REPUBLIKA.CO.ID, JAKARTA -- Ketua Pusat Kajian Jaminan Sosial Universitas Indonesia (PKJS UI) Ariana Satria menyayangkan sikap Menteri Keuangan Purbaya Yudhi Sadewa yang membatalkan kenaikan cukai hasil tembakau 2026. Ariana menyebut, keputusan Purbaya kontradiktif dengan upaya pemerintah mengurangi tingkat prevalensi rokok di Indonesia.
"Konsumsi rokok ini sangat tinggi, 70 persen laki-laki di Indonesia adalah perokok. Jumlah perokok anak dan remaja pun terus meningkat," ujar Ariana dalam konferensi pers di Jakarta, Rabu (30/9/2025).
Ariana menyampaikan, tingginya tingkat prevalensi rokok juga membebani keuangan negara. Terlebih, Menkeu Purbaya memutuskan tidak menaikan CHT untuk 2026.
"Cukai itu dikenakan demi keadilan, bukan sumbangan para perokok. Jadi para perokok itu bukan pahlawan, karena ternyata kalau dari hitungan-hitungan, maka sebetulnya beban yang ditangani negara dan publik itu lebih besar daripada cukai yang diperoleh," ucap Ariana.
Dia menyampaikan, kebiasaan merokok kian memperparah kondisi keluarga prasejahtera dan kelompok rentan. Berdasarkan data Badan Pusat Statistik (BPS), ucap dia, rokok menjadi konsumsi kedua terbanyak keluarga rentan atau yang mendapat bantuan langsung tunai.
"Riset dari PKJS juga menunjukkan keluarga yang merokok punya probabilitas untuk semakin miskin sebesar enam persen," ujar Ariana.
Tak hanya itu, menurut Ariana, kebiasaan merokok juga mengancam kalangan menengah turun kelas menjadi kelompok rentan. Ariana menyoroti kemudahan hingga harga rokok yang sangat terjangkau sebagai penyebab tingginya jumlah perokok di Indonesia.
"Harga rokok di Indonesia ini masih murah, sudah murah bisa dibeli eceran nanti.

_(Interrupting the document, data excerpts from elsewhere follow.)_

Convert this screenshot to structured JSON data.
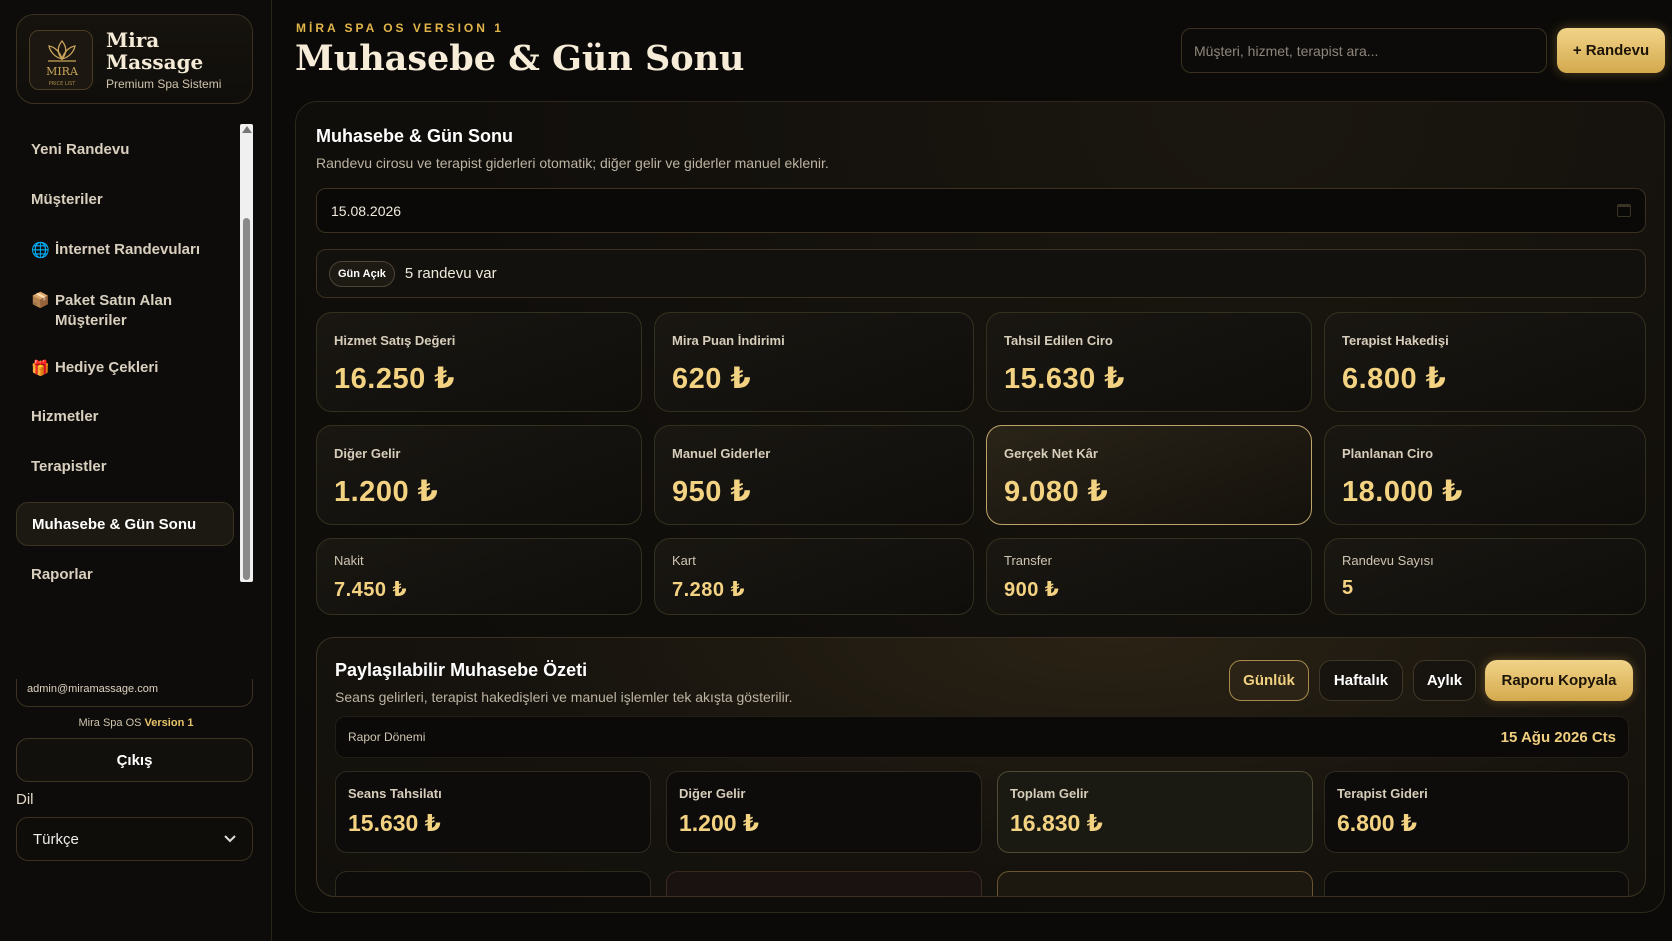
{
  "brand": {
    "title_line1": "Mira",
    "title_line2": "Massage",
    "subtitle": "Premium Spa Sistemi",
    "logo_text": "MIRA",
    "logo_subtext": "PRICE LIST"
  },
  "sidebar": {
    "items": [
      {
        "label": "Yeni Randevu",
        "icon": ""
      },
      {
        "label": "Müşteriler",
        "icon": ""
      },
      {
        "label": "İnternet Randevuları",
        "icon": "🌐"
      },
      {
        "label": "Paket Satın Alan Müşteriler",
        "icon": "📦"
      },
      {
        "label": "Hediye Çekleri",
        "icon": "🎁"
      },
      {
        "label": "Hizmetler",
        "icon": ""
      },
      {
        "label": "Terapistler",
        "icon": ""
      },
      {
        "label": "Muhasebe & Gün Sonu",
        "icon": ""
      },
      {
        "label": "Raporlar",
        "icon": ""
      }
    ],
    "active": "Muhasebe & Gün Sonu",
    "email": "admin@miramassage.com",
    "version_prefix": "Mira Spa OS",
    "version_label": "Version 1",
    "logout": "Çıkış",
    "language_label": "Dil",
    "language_value": "Türkçe"
  },
  "header": {
    "kicker": "MİRA SPA OS VERSION 1",
    "title": "Muhasebe & Gün Sonu",
    "search_placeholder": "Müşteri, hizmet, terapist ara...",
    "add_button": "+ Randevu"
  },
  "panel": {
    "title": "Muhasebe & Gün Sonu",
    "subtitle": "Randevu cirosu ve terapist giderleri otomatik; diğer gelir ve giderler manuel eklenir.",
    "date": "15.08.2026",
    "status_badge": "Gün Açık",
    "status_text": "5 randevu var"
  },
  "stats_row1": [
    {
      "label": "Hizmet Satış Değeri",
      "value": "16.250 ₺"
    },
    {
      "label": "Mira Puan İndirimi",
      "value": "620 ₺"
    },
    {
      "label": "Tahsil Edilen Ciro",
      "value": "15.630 ₺"
    },
    {
      "label": "Terapist Hakedişi",
      "value": "6.800 ₺"
    }
  ],
  "stats_row2": [
    {
      "label": "Diğer Gelir",
      "value": "1.200 ₺"
    },
    {
      "label": "Manuel Giderler",
      "value": "950 ₺"
    },
    {
      "label": "Gerçek Net Kâr",
      "value": "9.080 ₺"
    },
    {
      "label": "Planlanan Ciro",
      "value": "18.000 ₺"
    }
  ],
  "stats_row3": [
    {
      "label": "Nakit",
      "value": "7.450 ₺"
    },
    {
      "label": "Kart",
      "value": "7.280 ₺"
    },
    {
      "label": "Transfer",
      "value": "900 ₺"
    },
    {
      "label": "Randevu Sayısı",
      "value": "5"
    }
  ],
  "report": {
    "title": "Paylaşılabilir Muhasebe Özeti",
    "subtitle": "Seans gelirleri, terapist hakedişleri ve manuel işlemler tek akışta gösterilir.",
    "tabs": [
      "Günlük",
      "Haftalık",
      "Aylık"
    ],
    "active_tab": "Günlük",
    "copy_button": "Raporu Kopyala",
    "period_label": "Rapor Dönemi",
    "period_value": "15 Ağu 2026 Cts",
    "cards": [
      {
        "label": "Seans Tahsilatı",
        "value": "15.630 ₺"
      },
      {
        "label": "Diğer Gelir",
        "value": "1.200 ₺"
      },
      {
        "label": "Toplam Gelir",
        "value": "16.830 ₺"
      },
      {
        "label": "Terapist Gideri",
        "value": "6.800 ₺"
      }
    ]
  },
  "colors": {
    "accent": "#e2b54a",
    "value_gold": "#f3d282",
    "background": "#0b0a08"
  }
}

Ini hal ini yang mengkhawatirkan," kata Ariana menegaskan.
Berdasarkan data Kementerian Keuangan (Kemenkeu), Ariana menyampaikan, harga CHT tidak mengalami kenaikan pada 2014, 2019, dan 2025. Sedangkan rata-rata kenaikan pada 2020 hingga 2024 tercatat sebesar 23 persen. "Jadi kita bisa melihat walaupun (CHT) 2020 naik, tapi ternyata tingkat produksi rokok tetap naik juga," ucap Ariana.
Dia menepis anggapan kenaikan CHT berdampak terhadap pemutusan hubungan kerja (PHK) industri rokok dan menyengsarakan para petani tembakau lokal. Ariana menyebut, para petani tembakau mampu mendiversifikasi tanaman selain tembakau.
Ariana justru menyoroti ketidakseriusan industri rokok dalam meningkatkan kesejahteraan petani tembakau. Dia menuding, produsen rokok tidak menunjukkan niat baiknya untuk meningkatkan harga beli dari tembakau.
"Pada 2025 ini tidak terjadi kenaikan cukai hasil tembakau, tapi ternyata PHK sering terjadi di mana-mana," ucap Ariana.
Menurut Ariana, kondisi PHK pekerja rokok disebabkan mekanisasi perubahan kebijakan perusahaan, misalnya juga jumlah mesin linting yang secara otomasi dan peningkatan jumlah impor. Dia menambahkan, kepemilikan pabrik-pabrik rokok pun mayoritas dikuasai asing.
"Jadi profitnya itu tidak main ke nasional, tetapi ke tetangga-tetangga pemilik pabrik rokok di Indonesia," kata Ariana.